Abdeljalel El Haddioui s'est présenté à l'épreuve orale du concours interne d'officier de la police nationale française à l'automne 2007. Il y avait un total de 40 candidats pour 27 postes à pourvoir et cette épreuve aurait alors tourné à la supercherie pour le candidat arabo-musulman.
Les examinateurs lui posent alors de drôles de questions du genre: "Monsieur, faites-vous le ramadan?", "Monsieur, vous ne trouvez pas bizarre ce gouvernement de la France avec des ministres arabes et un président à moitié hongrois?", "Monsieur, votre femme porte-t-elle le voile?", "Monsieur, votre avis sur la corruption des fonctionnaires de police marocains?".
Il aurait suffi d'une note de 8,6/20 à ce candidat pour figurer parmi les 20 admis sur les 40 candidats. Il n'a reçu qu'une note éliminatoire de 4 sur 20 à l'épreuve d'entretien, dotée du plus fort coefficient.
Monsieur Abdeljalel El Haddioui s’étonne, à juste titre me semble-t-il : “est-ce qu’on a demandé aux autres s’ils fêtaient Noël ou la Toussaint, et ce qu’ils pensaient de la discrimination positive ?”
Une étude de l'Institut national des hautes études de sécurité (Inhes) organisme gouvernemental, portait en effet sur les mécanismes discriminatoires des procédures de recrutement.

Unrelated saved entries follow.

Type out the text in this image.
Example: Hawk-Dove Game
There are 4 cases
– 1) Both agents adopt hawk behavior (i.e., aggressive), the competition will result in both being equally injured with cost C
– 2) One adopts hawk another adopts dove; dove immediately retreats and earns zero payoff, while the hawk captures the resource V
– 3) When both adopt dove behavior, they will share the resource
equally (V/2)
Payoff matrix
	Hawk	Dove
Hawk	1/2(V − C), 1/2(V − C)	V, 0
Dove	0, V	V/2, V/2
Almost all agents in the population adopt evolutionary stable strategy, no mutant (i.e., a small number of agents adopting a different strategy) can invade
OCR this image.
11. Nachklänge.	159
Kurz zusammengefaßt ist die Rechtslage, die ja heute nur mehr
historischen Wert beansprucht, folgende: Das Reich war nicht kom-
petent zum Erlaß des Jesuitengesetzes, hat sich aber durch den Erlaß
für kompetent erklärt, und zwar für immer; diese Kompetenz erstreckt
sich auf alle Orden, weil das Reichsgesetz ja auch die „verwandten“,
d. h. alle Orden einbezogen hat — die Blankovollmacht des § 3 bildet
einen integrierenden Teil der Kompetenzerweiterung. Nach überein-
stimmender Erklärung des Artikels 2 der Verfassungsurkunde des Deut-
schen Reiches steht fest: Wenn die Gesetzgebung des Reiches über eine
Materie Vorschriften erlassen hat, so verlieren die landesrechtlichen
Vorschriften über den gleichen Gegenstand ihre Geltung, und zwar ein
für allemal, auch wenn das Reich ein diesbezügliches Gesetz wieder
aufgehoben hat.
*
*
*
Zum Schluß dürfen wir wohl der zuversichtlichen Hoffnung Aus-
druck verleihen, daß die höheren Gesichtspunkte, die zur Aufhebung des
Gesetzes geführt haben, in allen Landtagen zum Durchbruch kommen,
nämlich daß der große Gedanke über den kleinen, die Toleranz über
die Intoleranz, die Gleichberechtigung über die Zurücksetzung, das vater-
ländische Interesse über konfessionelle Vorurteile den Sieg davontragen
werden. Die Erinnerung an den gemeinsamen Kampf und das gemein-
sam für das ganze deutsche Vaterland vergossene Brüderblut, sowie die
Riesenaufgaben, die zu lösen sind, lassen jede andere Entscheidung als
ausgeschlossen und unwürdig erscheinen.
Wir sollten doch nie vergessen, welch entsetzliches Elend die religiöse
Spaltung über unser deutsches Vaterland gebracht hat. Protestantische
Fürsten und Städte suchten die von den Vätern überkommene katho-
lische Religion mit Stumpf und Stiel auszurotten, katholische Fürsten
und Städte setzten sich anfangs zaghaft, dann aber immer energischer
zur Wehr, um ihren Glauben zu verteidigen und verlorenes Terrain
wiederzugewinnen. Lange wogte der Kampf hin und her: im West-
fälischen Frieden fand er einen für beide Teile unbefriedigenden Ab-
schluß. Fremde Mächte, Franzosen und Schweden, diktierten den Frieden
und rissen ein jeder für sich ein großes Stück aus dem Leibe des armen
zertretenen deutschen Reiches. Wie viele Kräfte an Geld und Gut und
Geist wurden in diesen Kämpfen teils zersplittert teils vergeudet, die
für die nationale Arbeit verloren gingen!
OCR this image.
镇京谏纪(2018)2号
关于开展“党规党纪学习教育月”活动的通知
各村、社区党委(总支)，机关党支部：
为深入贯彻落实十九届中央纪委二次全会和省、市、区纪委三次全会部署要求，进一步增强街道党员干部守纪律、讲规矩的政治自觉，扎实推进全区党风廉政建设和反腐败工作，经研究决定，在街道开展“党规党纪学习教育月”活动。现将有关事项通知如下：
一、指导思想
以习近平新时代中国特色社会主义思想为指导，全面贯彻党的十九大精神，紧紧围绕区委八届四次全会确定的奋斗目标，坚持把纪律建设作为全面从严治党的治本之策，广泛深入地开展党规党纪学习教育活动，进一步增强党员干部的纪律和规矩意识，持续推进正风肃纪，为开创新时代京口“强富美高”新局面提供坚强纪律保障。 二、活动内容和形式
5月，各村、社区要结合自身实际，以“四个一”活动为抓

La Haute Autorité de Lutte contre les Discriminations et pour l'Egalité (Halde) a donc adressé une "demande d'information" au ministère de l'Intérieur.
Le Conseil d'Etat a jugé que le fait de poser de telles questions révèle de la part des examinateurs "une méconnaissance du principe d'égal accès aux emplois publics."
La ministre de l'Intérieur, Michèle Alliot-Marie, dit avoir donné des instructions aux services concernés pour permettre à ce candidat de repasser son examen.